Expectations that sales of China’s manufactured goods to Africa would shrink have been misplaced, according to Standard Bank researchers Simon Freemantle and Jeremy Stevens.
Although China’s cost competitiveness has eroded in recent years, China’s exports to Africa probably increased to over $80 billion (R686bn) last year, they said, while estimating that two-way Sino-African trade surpassed $200bn, up from $166bn in 2011.
Given these increases, China continues to gain market share in Africa. Standard Bank estimates that 18 percent of Africa’s imports were sourced from China in the first 10 months of last year, up from 16.8 percent in 2011, 10 percent in 2008 and as little as 4.5 percent in 2002.
China’s exports to Africa grew at a pace 5 percentage points faster than to any other region last year, while China’s imports from Africa increased by 26 percent, twice the speed of China’s imports from any other region, according to Stevens, who is based in Beijing.
He attributed the strong import growth almost entirely to sales of crude oil, notably from Angola. China’s imports of African iron ore were flat, while copper, steel and aluminium imports slumped by 29 percent, 54 percent and 60 percent, respectively, during the first 10 months of 2012, according to the bank’s report.
“Today, China accounts for 20 percent of Africa’s trade. China’s average monthly exports to Africa have increased by about $1bn each year since 2008, rising most recently from an average of $6bn a month throughout 2011 to an average of $7bn last year.”
Africa is China’s fastest-growing export destination and trade partner, and trade with Africa has grown nearly twice as fast as trade with Latin America, which is the second-strongest performer.
The shift toward Africa has been aided in recent years by “subdued activity” in mature markets. Demand from Europe, a major market for Chinese goods, has slowed as that region has been in recession. Growth in other advanced economies has been slow, dampening their demand for goods from China.
“Demand from African countries, especially the largest ones such as Kenya, Egypt, Angola, Nigeria and South Africa, has simply become even more important to Chinese firms,” Stevens said. “And China’s exports of industrial goods are continuing to squeeze out producers from mature economies, as sellers move up the value chain to offset rising costs.”

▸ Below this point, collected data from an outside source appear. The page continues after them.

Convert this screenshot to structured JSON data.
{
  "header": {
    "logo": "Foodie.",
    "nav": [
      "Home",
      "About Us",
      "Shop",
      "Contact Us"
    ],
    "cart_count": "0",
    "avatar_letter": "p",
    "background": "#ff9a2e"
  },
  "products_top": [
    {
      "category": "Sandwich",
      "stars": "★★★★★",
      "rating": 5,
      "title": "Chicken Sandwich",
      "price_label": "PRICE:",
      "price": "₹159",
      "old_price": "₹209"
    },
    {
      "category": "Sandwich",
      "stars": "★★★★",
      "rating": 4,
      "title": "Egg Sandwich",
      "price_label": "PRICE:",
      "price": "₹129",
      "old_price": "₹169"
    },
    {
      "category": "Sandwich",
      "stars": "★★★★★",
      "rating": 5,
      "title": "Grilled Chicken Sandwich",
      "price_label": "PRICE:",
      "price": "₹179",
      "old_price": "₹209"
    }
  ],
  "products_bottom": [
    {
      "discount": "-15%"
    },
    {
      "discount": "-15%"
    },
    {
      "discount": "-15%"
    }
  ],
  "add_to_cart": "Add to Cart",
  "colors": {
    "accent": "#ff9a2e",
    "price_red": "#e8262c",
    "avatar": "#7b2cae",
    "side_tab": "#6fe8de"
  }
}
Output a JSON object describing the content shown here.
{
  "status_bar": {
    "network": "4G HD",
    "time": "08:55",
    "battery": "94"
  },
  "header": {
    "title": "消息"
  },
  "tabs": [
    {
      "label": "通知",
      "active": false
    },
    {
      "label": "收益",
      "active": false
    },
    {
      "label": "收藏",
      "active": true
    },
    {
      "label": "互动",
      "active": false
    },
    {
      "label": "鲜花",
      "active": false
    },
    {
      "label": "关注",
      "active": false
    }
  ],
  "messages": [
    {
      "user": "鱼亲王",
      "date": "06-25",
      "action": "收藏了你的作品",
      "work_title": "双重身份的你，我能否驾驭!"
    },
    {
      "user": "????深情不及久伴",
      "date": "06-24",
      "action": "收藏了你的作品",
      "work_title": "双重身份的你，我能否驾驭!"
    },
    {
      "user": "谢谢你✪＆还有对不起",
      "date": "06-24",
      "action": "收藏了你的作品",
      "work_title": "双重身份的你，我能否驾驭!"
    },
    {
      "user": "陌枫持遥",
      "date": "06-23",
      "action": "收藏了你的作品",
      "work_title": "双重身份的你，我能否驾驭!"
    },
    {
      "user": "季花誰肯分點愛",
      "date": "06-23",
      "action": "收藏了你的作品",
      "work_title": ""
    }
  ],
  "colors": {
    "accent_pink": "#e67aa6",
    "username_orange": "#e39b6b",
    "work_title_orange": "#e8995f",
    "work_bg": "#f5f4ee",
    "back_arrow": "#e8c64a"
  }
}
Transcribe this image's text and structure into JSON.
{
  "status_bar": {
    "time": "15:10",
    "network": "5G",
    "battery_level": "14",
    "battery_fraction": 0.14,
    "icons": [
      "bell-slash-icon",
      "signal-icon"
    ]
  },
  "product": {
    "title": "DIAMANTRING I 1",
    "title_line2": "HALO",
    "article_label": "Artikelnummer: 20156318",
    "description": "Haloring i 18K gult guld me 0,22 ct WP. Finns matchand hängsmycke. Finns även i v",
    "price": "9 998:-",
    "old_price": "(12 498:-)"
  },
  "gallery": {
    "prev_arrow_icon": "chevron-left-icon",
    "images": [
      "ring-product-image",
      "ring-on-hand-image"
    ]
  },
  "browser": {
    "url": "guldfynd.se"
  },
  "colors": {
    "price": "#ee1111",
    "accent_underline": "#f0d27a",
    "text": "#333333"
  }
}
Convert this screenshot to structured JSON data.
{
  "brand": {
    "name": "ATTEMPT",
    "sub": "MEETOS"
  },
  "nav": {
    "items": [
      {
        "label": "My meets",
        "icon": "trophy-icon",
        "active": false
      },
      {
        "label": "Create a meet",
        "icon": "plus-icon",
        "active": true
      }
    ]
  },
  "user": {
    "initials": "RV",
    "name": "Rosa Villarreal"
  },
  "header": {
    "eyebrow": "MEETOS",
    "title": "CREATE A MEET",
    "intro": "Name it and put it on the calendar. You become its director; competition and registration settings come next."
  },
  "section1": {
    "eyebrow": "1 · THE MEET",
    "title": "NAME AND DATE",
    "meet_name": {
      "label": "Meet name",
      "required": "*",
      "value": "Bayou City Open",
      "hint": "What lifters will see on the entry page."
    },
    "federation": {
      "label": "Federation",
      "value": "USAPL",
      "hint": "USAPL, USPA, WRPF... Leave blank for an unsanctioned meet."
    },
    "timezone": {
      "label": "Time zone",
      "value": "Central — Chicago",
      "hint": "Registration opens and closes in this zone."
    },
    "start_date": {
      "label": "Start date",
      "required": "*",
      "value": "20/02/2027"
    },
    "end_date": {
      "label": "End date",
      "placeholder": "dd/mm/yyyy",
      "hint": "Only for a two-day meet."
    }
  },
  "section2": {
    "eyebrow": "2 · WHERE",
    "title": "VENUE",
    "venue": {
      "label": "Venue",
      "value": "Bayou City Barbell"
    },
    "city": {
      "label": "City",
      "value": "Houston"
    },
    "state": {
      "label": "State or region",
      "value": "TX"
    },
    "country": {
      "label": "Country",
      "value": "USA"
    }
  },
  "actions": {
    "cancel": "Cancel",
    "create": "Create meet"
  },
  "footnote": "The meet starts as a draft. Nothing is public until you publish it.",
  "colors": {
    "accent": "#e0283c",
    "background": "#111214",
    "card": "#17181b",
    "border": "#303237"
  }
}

Changes lie ahead as China starts to restructure its economy, shifting policy emphasis towards consumption and away from investment-led growth.
Stevens said the incremental growth in the country’s demand for commodities would moderate. For many African countries, weaker exports may harm already strained current account balances, at a time when attracting financial inflows is more challenging.
“And China is still a competitor for Africa’s nascent intra-Africa trade and will remain one until Africa develops manufacturing nodes.”
Stevens suggested that partnerships with China should aim to entrench commercial ties among African economies.